You didn’t want a celebration of your life,
embarrassed, I think, perhaps recalling
those complicated intricacies of the living,
as in the gathering for a woman friend,
when we played quartets, during which the deceased
was lauded by a widow, and you whispered
“but what she doesn’t know is that her husband
slept with the deceased for thirteen years!”
and chuckled to hear of my love travails,
no matter how exasperating, “poor you,” you said,
“I wouldn’t want to be in love with him: he is
wonderful but oh the worry!” though you didn’t seem to,
certainly not that winter night when you revealed
your illness and your certain death which yes did come to pass
just one year later: “I don’t care, I saw my parents die
of it and it’s all right.”
Or was that because the Shostakovich had just then
been enveloping our ears,
as up the wooden walkway so many times through your
garden with those strawberries and roses, carrying our instruments,
we revived the soul of Brahms, or Haydn, or Beethoven.
What saturation––Schubert, Bach and Schumann,
that wooden ceiling above your dining table
fronting the large window into wild rhododendrons
was anointed with, and what aromas!
Quartets and supper, the steamer fastened upside
down its metal petals splayed over a 100 watt bulb,
Ron’s paintings on the wall, and a feast of music
to sight read through, “The cellist,” you said,
“is the only one who knows what’s really going on,”
and it’s true, especially with you who also seemed
to know everyone, hardly ever dining alone,
“Come have supper,” even two weeks prior to when you died,
so many friends, old and new, far and wide.
One May, not game to do the Schubert Trio we performed
the Schnittke for a master class, so complicated, rich
and strange but you were game and when I asked your age
you told me seventy five.Then two weeks later,
rushing up to me at Heider Field you hurriedly announced
that you had some good news and some bad.

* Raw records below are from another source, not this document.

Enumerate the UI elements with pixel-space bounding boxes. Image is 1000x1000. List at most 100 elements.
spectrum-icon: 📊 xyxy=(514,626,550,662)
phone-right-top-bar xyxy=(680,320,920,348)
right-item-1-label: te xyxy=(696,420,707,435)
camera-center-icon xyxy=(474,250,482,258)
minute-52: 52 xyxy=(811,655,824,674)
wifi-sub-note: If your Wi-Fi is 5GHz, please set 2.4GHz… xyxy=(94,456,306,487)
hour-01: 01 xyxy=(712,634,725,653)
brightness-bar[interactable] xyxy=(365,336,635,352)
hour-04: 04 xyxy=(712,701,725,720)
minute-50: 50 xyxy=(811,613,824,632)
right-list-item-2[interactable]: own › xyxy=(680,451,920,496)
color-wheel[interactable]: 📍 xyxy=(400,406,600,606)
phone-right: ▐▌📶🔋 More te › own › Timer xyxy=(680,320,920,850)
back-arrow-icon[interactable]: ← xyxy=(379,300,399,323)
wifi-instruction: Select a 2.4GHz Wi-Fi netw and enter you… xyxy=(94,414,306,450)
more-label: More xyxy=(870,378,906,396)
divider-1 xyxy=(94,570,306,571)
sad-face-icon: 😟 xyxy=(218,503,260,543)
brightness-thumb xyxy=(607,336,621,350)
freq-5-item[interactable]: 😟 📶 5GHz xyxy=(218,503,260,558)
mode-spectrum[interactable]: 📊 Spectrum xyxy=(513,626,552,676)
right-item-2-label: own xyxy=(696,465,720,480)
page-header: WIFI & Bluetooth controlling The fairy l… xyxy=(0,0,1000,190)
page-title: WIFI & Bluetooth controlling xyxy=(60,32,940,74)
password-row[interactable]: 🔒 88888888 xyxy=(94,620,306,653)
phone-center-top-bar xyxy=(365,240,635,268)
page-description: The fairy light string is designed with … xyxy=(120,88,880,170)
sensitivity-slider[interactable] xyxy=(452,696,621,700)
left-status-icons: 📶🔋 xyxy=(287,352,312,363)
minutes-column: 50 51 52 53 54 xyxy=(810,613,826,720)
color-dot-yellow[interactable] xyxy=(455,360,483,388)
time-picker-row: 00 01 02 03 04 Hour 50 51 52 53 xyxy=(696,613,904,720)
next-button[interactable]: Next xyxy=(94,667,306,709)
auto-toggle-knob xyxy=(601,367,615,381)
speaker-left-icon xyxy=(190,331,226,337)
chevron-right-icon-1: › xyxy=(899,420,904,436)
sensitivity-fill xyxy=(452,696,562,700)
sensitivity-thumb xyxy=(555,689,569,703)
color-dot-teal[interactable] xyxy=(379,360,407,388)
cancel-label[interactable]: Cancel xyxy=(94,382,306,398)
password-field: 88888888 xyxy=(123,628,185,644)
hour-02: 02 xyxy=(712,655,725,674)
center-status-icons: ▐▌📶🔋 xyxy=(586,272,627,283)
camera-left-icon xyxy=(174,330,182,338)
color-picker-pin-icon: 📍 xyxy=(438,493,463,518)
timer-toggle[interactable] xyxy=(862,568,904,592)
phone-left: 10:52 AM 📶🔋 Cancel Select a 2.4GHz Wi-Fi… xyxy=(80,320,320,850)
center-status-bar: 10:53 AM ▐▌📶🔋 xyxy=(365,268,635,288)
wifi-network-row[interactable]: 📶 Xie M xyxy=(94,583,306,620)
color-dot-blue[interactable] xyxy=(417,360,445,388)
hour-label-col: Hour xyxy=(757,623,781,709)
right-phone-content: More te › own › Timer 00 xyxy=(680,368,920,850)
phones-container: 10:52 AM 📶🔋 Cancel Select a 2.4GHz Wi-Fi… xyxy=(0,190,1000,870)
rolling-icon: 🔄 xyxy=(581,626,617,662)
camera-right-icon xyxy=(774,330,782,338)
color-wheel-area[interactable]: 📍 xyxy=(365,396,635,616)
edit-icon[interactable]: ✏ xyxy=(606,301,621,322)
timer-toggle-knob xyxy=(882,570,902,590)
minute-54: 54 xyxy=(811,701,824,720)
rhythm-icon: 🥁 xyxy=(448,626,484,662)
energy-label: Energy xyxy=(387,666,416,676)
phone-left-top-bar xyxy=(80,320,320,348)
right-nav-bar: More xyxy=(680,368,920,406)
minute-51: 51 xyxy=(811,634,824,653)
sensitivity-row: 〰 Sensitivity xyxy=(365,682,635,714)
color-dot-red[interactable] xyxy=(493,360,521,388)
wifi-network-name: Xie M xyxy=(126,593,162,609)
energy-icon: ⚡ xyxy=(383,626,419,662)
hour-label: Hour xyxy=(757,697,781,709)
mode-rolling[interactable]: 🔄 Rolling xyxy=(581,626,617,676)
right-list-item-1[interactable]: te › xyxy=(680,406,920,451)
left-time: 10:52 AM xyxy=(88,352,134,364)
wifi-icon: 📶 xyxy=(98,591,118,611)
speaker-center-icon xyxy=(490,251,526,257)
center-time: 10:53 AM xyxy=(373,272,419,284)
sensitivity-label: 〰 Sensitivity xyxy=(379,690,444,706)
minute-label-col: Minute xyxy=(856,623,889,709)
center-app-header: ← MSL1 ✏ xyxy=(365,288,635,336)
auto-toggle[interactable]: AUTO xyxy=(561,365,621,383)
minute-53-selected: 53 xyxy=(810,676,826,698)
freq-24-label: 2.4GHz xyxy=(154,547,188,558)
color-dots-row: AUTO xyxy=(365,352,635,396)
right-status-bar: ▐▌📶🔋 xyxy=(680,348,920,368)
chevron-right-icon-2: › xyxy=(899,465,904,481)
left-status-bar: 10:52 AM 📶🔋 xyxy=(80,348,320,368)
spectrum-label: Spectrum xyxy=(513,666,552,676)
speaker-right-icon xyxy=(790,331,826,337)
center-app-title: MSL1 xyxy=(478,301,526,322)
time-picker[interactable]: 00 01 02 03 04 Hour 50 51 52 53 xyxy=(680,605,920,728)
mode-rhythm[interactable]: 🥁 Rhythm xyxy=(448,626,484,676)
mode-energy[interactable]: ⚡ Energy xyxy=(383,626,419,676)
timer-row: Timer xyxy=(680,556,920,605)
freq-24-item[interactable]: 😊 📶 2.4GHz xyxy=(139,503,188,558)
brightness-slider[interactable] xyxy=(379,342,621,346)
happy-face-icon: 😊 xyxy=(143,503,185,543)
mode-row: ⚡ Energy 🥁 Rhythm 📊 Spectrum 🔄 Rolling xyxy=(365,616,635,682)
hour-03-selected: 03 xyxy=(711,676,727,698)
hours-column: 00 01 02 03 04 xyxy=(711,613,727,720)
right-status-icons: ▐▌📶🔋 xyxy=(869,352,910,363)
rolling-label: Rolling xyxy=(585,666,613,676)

“The good news is that I am only 73!”
“The bad news,” you eyes twinkled and your words heavy
with laughter, “is that I’m losing my mind!”
Your June birthday anticipated seventy four
so when I had asked, you added up one more.
Well, now it’s April and fourteen years have passed
and rain, rain, rain, the first spring came without you.
The weeds are popping, the ceanothus blossoms blue, and the grass
everywhere shoots up its tiny lives like sixteenth notes
sprinkled on the damp earth: that ground, that cello
“figured bass” your sound that many of us yearn for
your blithe spirit much like the vernal equinox
just as your last words, surrounded by the blooms of loving
you had gathered to you through the years,
“I’m so happy,” is the way we always felt living our lives near you.